Up until now, we simply rearranged and integrated both sides, so
$$y'=y(1-y)$$ $$\frac{dy}{dx}=y(1-y)$$ $$\frac{dy}{y(1-y)}=dx$$ $$\int\frac{dy}{y(1-y)}=\int dx$$
With partial fraction decomposition one gets
$$\int\frac{dy}{y} +\int\frac{dy}{(1-y)}=\int dx$$
$$\log|y| + C_1 + \log|1-y|+C_2=x+C_3$$
$$\log|y| + \log|1-y|=x+C_4$$
$$|y||1-y|=C_5e^x$$
How do I continue from here?
Edit: It should be
$$\int\frac{dy}{(1-y)}=-\log|1-y|+C$$
You have $|y||1-y|=C_5e^x$, and $C_5$ must be positive because it's $e$ raised to a power. This implies $y(1-y)=C_6 e^x$, where $C_6$ need not be positive.

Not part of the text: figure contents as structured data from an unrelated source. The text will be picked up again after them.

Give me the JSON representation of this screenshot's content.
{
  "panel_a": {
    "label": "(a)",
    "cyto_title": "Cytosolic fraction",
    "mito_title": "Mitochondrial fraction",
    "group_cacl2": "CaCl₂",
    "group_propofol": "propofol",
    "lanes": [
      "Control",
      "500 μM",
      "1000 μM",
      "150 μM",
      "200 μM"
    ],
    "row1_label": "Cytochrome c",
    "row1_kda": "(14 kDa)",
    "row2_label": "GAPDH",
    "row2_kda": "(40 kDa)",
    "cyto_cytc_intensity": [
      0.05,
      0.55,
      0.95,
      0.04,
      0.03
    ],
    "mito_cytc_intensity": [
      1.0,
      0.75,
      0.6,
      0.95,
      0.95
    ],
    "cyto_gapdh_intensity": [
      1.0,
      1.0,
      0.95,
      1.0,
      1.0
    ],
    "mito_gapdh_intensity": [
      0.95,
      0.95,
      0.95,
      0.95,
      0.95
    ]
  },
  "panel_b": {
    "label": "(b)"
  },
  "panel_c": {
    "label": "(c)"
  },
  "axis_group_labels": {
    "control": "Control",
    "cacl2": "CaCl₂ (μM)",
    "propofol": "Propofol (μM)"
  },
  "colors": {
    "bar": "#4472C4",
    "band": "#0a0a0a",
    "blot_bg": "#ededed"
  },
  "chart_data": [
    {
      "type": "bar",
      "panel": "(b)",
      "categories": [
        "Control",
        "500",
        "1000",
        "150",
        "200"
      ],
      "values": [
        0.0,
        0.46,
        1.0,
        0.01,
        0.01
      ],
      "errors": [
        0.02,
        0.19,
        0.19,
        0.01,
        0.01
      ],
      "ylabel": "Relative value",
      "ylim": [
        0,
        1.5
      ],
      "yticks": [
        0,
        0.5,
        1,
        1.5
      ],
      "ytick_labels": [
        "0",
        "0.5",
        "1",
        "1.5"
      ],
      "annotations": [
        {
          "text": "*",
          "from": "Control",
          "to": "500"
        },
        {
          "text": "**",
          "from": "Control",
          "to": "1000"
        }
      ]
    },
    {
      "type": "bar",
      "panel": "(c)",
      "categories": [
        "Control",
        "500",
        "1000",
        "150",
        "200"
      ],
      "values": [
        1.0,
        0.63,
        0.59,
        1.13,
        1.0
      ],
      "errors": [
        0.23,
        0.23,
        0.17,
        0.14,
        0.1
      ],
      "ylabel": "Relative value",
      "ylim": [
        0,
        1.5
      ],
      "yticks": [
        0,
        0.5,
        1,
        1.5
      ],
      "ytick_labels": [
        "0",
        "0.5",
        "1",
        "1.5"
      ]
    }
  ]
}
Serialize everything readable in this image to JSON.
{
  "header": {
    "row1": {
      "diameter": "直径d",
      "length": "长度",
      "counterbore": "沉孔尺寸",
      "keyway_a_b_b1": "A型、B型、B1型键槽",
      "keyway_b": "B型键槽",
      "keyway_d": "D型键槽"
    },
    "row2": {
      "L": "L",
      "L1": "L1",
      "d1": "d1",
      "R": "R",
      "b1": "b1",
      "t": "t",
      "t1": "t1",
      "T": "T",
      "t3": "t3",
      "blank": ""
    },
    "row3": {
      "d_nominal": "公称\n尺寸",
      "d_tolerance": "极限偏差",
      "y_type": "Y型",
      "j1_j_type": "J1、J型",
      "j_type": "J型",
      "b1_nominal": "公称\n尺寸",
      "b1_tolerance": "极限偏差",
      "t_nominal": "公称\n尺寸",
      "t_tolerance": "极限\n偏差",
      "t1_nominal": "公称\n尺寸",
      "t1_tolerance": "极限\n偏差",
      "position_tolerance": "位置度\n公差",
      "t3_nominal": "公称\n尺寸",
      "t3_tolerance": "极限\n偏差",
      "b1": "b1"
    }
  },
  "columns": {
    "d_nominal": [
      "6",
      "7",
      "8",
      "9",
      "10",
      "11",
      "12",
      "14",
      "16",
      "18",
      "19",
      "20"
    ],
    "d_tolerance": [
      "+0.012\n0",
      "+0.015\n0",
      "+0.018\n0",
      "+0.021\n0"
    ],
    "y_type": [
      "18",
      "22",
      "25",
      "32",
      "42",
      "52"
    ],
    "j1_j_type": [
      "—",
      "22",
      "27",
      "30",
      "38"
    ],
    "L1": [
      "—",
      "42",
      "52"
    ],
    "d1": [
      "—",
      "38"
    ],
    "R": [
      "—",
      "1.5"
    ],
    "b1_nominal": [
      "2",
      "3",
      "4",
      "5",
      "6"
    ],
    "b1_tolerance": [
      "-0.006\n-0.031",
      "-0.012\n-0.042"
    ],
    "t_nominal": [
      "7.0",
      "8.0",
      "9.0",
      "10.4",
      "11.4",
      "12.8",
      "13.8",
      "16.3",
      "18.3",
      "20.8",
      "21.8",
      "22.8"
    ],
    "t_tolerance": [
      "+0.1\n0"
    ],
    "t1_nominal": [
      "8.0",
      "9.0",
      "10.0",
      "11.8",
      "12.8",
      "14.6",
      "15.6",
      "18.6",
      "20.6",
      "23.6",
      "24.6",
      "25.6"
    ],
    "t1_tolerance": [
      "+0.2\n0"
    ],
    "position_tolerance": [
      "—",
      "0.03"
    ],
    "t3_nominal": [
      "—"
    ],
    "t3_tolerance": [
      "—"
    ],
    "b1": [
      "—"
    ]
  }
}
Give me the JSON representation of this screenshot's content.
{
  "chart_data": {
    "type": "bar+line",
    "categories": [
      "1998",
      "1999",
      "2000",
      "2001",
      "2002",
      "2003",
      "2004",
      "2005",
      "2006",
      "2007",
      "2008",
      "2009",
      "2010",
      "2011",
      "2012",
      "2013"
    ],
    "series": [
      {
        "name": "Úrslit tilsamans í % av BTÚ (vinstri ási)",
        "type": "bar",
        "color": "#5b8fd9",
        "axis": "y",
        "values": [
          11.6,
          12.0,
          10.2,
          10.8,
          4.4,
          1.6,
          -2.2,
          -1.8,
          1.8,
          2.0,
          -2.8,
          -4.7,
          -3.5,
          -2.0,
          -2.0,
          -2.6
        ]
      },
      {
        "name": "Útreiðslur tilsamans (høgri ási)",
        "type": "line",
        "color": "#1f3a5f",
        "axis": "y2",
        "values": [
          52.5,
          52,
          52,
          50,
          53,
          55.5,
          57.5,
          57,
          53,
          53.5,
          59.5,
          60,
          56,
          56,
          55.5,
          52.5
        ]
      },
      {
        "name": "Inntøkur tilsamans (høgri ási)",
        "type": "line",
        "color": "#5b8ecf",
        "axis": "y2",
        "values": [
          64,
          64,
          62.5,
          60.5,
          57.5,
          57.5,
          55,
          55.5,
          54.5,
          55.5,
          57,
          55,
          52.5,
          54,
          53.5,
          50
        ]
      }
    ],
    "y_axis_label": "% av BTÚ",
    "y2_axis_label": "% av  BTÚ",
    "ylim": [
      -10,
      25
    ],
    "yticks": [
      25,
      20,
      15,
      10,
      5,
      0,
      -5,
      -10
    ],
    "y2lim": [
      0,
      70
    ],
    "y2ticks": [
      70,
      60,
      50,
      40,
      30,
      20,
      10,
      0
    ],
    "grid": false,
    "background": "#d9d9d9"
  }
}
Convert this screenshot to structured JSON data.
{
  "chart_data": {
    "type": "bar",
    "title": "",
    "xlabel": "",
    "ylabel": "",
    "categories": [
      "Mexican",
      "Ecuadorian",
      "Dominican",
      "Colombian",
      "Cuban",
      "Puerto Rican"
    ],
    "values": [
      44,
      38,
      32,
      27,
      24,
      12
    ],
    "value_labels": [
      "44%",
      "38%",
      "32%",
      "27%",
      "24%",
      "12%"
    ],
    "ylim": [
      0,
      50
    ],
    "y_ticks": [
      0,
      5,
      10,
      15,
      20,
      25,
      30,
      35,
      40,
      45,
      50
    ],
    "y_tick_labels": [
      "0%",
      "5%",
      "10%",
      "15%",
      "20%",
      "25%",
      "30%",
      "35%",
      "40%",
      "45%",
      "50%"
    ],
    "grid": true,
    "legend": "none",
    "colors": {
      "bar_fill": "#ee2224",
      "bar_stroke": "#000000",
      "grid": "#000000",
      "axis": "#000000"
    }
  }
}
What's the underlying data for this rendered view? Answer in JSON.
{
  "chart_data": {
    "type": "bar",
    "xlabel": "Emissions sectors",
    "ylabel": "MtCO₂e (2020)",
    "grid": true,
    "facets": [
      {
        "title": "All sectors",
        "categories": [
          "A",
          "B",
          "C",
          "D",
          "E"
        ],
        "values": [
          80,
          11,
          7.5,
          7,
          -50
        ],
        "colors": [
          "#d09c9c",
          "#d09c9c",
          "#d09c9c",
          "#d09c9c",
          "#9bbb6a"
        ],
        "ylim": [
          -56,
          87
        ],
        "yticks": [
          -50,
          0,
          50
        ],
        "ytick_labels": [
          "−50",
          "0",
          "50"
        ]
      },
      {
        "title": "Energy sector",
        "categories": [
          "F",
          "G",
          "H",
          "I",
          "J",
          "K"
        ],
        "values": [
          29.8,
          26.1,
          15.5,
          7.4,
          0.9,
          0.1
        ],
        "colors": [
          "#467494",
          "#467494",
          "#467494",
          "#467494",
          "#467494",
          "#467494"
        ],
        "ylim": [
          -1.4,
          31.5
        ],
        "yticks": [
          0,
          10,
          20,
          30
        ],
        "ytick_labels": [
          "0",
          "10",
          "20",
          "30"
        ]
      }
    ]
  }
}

However, when you divided by $y(1-y)$, you tacitly assumed $y\ne0$ and $1-y\ne 0$. That means you need to check separately to see if there are solutions consistent with those.
However: You neglected the chain rule and should have instead $$ \frac y{1-y} = C_6 e^x. $$ That implies: $$ y = (1-y)C_6e^x $$ $$ y = C_6e^x - yC_6 e^x $$ $$ y+yC_6 e^x = C_6 e^x $$ $$ y(1+C_6 e^x) = C_6e^x $$ $$ y = \text{etc.}\cdots $$